Neste mais recente trabalho enxuto, preciso e eficiente, pontilhado das ironias de Osmont e do cinismo dos executivos, pelo qual alguns críticos não se entusiasmaram (acharam “esquemático”) Costa-Gravas reproduz algumas observações literárias à perfeição, nos tempos cinematográficos justos, sem pernosticismos, permitindo que qualquer espectador tenha acesso à trama. Exemplos de algumas das observações dos personagens: ”A moral do capital é deixar os ricos mais ricos e os pobres mais pobres.” Ou: “Os estados democráticos não podem mais se livrar dos bancos que os asfixiam”. E mais: “Você é respeitado pelo salário que recebe e para tal é preciso possuir dinheiro.”

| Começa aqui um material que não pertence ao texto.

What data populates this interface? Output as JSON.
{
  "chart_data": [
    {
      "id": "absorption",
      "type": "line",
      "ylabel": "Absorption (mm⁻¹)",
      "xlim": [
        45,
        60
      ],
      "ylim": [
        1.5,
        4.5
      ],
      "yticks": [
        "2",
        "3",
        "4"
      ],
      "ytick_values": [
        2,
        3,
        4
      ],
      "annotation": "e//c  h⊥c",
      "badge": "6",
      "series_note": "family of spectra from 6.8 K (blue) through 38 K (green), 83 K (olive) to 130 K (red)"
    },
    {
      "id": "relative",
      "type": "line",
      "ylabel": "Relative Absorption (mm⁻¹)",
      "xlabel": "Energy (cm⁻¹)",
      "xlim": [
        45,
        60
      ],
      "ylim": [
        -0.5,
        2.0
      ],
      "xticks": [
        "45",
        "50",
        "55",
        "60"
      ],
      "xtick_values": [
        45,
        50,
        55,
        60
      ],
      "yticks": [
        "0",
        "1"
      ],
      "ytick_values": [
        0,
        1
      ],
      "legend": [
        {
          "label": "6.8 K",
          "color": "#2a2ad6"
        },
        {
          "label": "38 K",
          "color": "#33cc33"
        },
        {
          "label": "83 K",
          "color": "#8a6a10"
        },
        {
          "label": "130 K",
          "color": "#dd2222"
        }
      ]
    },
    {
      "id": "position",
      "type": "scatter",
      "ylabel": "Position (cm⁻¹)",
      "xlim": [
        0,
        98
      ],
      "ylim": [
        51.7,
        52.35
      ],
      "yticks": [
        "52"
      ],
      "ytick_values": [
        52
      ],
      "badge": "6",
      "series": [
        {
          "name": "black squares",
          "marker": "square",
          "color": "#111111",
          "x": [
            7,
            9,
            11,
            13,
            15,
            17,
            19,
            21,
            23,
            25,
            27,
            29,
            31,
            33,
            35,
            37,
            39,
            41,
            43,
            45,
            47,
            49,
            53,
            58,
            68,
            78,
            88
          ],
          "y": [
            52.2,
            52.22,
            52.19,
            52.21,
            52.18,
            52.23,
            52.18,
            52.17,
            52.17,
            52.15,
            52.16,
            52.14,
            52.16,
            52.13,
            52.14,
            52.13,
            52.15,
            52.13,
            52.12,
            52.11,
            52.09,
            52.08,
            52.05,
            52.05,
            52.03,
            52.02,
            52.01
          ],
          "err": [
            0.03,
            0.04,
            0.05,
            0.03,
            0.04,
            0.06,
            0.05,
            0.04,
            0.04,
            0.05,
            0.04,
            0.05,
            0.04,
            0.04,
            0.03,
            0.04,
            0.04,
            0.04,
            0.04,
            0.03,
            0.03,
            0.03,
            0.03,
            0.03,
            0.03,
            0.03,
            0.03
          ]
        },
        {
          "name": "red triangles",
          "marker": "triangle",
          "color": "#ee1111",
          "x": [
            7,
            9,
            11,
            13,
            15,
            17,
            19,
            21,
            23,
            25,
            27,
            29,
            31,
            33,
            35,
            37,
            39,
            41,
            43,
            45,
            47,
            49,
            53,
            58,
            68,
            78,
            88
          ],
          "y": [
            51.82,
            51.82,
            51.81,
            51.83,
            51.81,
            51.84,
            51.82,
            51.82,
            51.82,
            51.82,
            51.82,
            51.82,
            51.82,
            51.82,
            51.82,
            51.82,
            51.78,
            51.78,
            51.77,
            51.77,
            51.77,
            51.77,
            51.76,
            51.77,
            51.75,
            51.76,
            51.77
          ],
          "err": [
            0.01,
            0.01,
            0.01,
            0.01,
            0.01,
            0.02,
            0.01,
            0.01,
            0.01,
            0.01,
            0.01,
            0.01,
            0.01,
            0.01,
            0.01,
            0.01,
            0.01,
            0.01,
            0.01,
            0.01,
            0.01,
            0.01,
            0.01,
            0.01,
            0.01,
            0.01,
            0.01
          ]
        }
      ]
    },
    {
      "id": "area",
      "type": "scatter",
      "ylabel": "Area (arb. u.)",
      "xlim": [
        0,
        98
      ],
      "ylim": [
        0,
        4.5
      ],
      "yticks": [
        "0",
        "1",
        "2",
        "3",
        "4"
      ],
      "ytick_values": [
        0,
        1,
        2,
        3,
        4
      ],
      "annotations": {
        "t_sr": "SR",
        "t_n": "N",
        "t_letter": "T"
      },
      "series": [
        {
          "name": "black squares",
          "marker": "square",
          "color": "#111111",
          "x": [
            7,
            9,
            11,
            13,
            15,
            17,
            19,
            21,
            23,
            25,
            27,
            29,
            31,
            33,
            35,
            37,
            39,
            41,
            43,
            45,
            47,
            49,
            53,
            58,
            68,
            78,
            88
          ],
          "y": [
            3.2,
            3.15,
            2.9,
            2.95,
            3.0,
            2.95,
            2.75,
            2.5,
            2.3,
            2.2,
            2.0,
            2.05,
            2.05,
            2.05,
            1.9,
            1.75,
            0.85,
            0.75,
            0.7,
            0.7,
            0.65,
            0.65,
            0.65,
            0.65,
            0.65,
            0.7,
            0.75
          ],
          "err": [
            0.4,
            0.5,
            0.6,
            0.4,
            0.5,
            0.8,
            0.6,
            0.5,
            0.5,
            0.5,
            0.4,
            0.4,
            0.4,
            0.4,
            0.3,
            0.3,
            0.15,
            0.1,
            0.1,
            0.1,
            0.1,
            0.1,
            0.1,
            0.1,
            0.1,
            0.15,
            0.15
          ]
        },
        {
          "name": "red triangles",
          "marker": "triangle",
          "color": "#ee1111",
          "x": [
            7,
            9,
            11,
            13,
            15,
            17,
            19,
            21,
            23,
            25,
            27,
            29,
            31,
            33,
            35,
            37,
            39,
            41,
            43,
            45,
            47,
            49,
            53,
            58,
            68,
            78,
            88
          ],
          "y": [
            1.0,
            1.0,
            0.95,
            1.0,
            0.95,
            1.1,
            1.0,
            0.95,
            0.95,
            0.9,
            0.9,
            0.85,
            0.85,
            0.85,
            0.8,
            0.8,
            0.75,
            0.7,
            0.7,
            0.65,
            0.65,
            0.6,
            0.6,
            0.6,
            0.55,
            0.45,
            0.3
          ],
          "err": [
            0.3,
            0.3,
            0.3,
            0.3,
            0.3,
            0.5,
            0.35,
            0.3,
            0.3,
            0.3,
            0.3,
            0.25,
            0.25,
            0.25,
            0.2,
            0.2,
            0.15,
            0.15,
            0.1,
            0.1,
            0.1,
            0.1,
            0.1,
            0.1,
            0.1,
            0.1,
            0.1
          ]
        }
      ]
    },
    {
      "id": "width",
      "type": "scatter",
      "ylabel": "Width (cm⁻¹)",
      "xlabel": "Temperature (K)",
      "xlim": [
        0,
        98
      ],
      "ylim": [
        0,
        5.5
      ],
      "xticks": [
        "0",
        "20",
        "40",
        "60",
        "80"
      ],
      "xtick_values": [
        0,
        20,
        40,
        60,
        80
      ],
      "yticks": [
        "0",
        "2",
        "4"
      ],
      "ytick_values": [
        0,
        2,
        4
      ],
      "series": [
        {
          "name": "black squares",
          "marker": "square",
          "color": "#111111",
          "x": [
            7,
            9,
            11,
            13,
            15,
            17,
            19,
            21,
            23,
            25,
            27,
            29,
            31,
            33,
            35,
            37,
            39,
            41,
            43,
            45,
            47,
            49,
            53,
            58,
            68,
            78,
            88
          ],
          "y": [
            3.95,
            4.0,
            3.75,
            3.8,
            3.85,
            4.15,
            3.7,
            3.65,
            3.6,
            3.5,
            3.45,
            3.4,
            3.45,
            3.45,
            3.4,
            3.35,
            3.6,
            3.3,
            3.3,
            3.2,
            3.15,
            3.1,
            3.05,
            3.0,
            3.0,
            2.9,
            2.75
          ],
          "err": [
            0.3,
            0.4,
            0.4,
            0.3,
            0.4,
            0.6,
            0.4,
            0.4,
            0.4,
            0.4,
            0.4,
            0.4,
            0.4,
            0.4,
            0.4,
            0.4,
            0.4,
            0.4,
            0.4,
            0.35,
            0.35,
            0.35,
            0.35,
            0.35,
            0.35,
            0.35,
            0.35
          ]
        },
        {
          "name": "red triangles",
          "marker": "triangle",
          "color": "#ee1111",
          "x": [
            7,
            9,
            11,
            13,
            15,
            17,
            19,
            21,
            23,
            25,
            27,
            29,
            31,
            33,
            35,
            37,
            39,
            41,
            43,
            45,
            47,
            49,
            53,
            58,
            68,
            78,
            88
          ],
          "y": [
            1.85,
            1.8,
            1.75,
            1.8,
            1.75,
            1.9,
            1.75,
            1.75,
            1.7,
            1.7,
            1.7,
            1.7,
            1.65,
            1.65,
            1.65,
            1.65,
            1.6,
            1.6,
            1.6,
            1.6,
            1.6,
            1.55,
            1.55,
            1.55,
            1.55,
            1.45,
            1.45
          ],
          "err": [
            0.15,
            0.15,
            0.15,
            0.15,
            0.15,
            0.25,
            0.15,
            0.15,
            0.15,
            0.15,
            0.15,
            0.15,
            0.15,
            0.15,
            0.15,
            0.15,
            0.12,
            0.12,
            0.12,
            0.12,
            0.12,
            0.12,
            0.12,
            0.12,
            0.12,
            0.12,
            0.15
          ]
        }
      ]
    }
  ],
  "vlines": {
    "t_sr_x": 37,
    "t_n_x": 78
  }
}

Outra delas: quando Tourneil responde, rindo, à sua mulher, no tom farsesco que permeia o filme, e prestes a decidir o seu futuro se aproveitando de um vácuo de poder: “Quem é o presidente neste momento? Quem está no poder? É uma piranha gorda chamada A Conjuntura.”
E a apologia da mentira, quando o banqueiro é entrevistado pela primeira vez, de supetão, durante uma mega festa organizada pela indústria de marcas luxuosas e se sai com esta: “O luxo é democrático! É um direito de todos!” Em seguida comenta, rindo, baixinho, também aqui para sua mulher: ”Agora aceito dar qualquer entrevista. A gente diz uma bobagem e pronto.”
O esquema é bastante conhecido, mas nunca é demais lembrá-lo. “Somos um bando de caçadores”, se autodenominam os grandes acionistas, em Miami, capitaneados pelo acionista mor do banco Fênix (outro excelente ator, Gabriel Byrne). Dizem os banqueiros franceses: ”Eles (referindo-se aos investidores dos fundos especulativos americanos) querem ganhos do capitalismo de caubói. Porque lá eles não têm empecilhos; não têm leis sociais como as nossas. Esses americanos adoram Paris, mas detestam a França”.
Depois de filmar a ditadura grega dos anos 60; o estalinismo na Europa Central; a tortura na aliança militar do Cone Sul (seu filme Estado de sítio não chegou a estrear em Washington e foi banido do Centro Kennedy porque seria “inapropriado”); os primeiros trágicos meses da ditadura chilena e os crimes de guerra do nazismo, agora, aos 80 anos Costa-Gavras mostra que está novo em folha, mordaz como de hábito - “A Europa se transformou em um grande supermercado”, observou recentemente – sempre ocupado em denunciar.
Esquemático? Ou ativista?
Certo é que a aliança com Osmont, de 55 anos, uma geração depois da sua, deu certo. Os dois trabalham juntos nos grandes assuntos do nosso tempo: as conseqüências nefastas da globalização, o massacre das demissões em massa, o desemprego; os mercados desregulados, os abismos entre ricos e pobres; os produtos tóxicos oferecidos pelos bancos.
Em mais um dos diálogos que mantém com a mulher (ela é um dos lados da sua consciência que o aguilhoa) Tourneil lembra duas coisas fundamentais. Primeiro: ”Neste mundo das finanças ninguém denuncia ninguém; é como na máfia”. Segundo: “Para que eu quero mais dinheiro? O que mais há além dele?”